For his latest film "This Is 40," writer-director Judd Apatow updates the story of two characters from his 2007 movie "Knocked Up." NY1's Neil Rosen filed the following report.
Writer-director Judd Apatow's has taken two supporting characters from his 2007 movie "Knocked Up" and put them right in the spotlight in his latest film, "This Is 40."
Paul Rudd and Leslie Mann once again play married couple Pete and Debbie, who are both turning 40. But she is having bigger acceptance issues hitting this milestone.
Pete's record company is on the verge of bankruptcy and he's struggling to keep it afloat. Debbie is trying to forge some sort of relationship with her mainly absentee father, played by John Lithgow. Pete's dad, played by Albert Brooks, keeps hitting up his son for money. Then there are Pete and Debbie's two daughters, one of whom is being bullied on Facebook by a classmate.
There are big issues at hand, but the small moments of married life get just as much attention here.

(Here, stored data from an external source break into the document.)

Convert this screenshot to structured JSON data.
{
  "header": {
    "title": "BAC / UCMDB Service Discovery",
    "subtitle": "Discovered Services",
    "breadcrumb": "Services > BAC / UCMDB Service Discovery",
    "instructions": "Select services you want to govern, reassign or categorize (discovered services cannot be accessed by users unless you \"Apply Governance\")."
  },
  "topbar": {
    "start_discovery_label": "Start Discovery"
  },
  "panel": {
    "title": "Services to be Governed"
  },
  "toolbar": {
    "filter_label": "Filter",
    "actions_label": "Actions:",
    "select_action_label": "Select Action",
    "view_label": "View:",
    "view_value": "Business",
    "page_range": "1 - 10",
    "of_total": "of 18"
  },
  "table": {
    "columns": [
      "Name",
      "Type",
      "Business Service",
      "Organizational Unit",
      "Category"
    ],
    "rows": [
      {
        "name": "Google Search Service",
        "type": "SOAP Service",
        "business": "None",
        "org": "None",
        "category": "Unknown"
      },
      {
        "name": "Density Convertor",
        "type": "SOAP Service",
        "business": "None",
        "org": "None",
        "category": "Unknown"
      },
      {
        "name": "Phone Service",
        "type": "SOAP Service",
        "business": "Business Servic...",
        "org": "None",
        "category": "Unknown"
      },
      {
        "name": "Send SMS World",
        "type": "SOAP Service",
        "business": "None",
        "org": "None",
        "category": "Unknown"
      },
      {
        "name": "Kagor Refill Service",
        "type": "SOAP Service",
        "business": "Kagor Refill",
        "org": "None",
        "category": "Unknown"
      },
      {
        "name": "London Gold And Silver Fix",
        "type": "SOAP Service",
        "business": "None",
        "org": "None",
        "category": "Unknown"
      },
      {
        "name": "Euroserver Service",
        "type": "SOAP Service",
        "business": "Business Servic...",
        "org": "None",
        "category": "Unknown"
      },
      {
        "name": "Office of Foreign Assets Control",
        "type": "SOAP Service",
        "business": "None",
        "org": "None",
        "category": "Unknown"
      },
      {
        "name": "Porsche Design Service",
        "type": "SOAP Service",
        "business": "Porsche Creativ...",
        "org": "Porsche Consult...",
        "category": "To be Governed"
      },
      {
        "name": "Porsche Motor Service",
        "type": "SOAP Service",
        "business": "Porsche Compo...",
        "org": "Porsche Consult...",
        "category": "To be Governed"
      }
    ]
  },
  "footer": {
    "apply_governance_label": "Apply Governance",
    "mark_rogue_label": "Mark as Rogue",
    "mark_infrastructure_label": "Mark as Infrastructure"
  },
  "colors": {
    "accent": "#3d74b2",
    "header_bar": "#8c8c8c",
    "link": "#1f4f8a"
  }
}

Mann, Apatow's real-life wife, along with Rudd are terrific actors who elevate the proceedings, as do Brooks and Lithgow. The two kids, are played by Mann and Apatow's actual children and they are fine.
The problem with the film is that it's just not that funny.

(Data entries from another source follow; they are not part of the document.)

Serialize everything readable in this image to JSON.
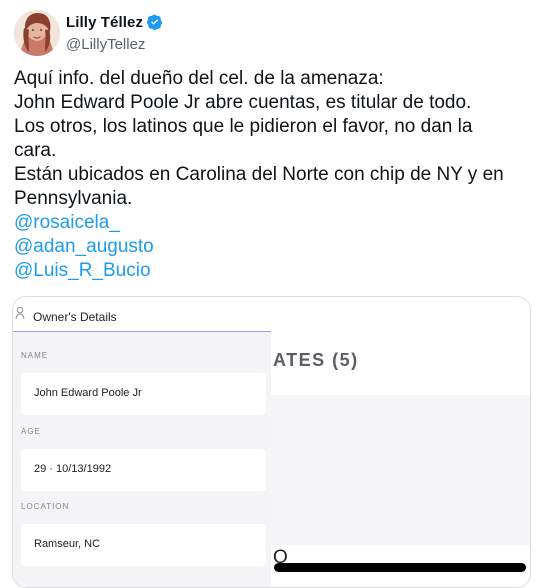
{
  "tweet": {
    "author": {
      "display_name": "Lilly Téllez",
      "handle": "@LillyTellez",
      "verified": true
    },
    "text_lines": [
      "Aquí info. del dueño del cel. de la amenaza:",
      "John Edward Poole Jr abre cuentas, es titular de todo.",
      "Los otros, los latinos que le pidieron el favor, no dan la",
      "cara.",
      "Están ubicados en Carolina del Norte con chip de NY y en",
      "Pennsylvania."
    ],
    "mentions": [
      "@rosaicela_",
      "@adan_augusto",
      "@Luis_R_Bucio"
    ]
  },
  "media": {
    "owner_details": {
      "title": "Owner's Details",
      "fields": [
        {
          "label": "NAME",
          "value": "John Edward Poole Jr"
        },
        {
          "label": "AGE",
          "value": "29 · 10/13/1992"
        },
        {
          "label": "LOCATION",
          "value": "Ramseur, NC"
        }
      ]
    },
    "right_panel": {
      "heading": "ATES (5)",
      "letter": "O"
    }
  },
  "icons": {
    "verified": "verified-badge-icon",
    "person": "person-icon"
  },
  "colors": {
    "link": "#1d9bf0",
    "verified": "#1d9bf0",
    "text": "#0f1419",
    "secondary_text": "#536471"
  }
}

The script and disjointed direction make this not really a pleasure to sit through. The laughs aren't quite there and Apatow's glimpse into married life and its intimate conversations, as well as parenthood, are not as revelatory or as humorous as he thinks they are.
I was never fully invested in these characters and the movie feels a lot longer than it actually is.
I am a big fan of Judd Apatow. In fact, his movie "Funny People" was my favorite film of 2009. But I always felt that "Knocked Up" was his weakest endeavor.
Sadly, "This Is 40," which features two of the co-stars of "Knocked Up," is infinitely weaker than is predecessor. There are several amusing scenes, but there's also a lot of lag time in between.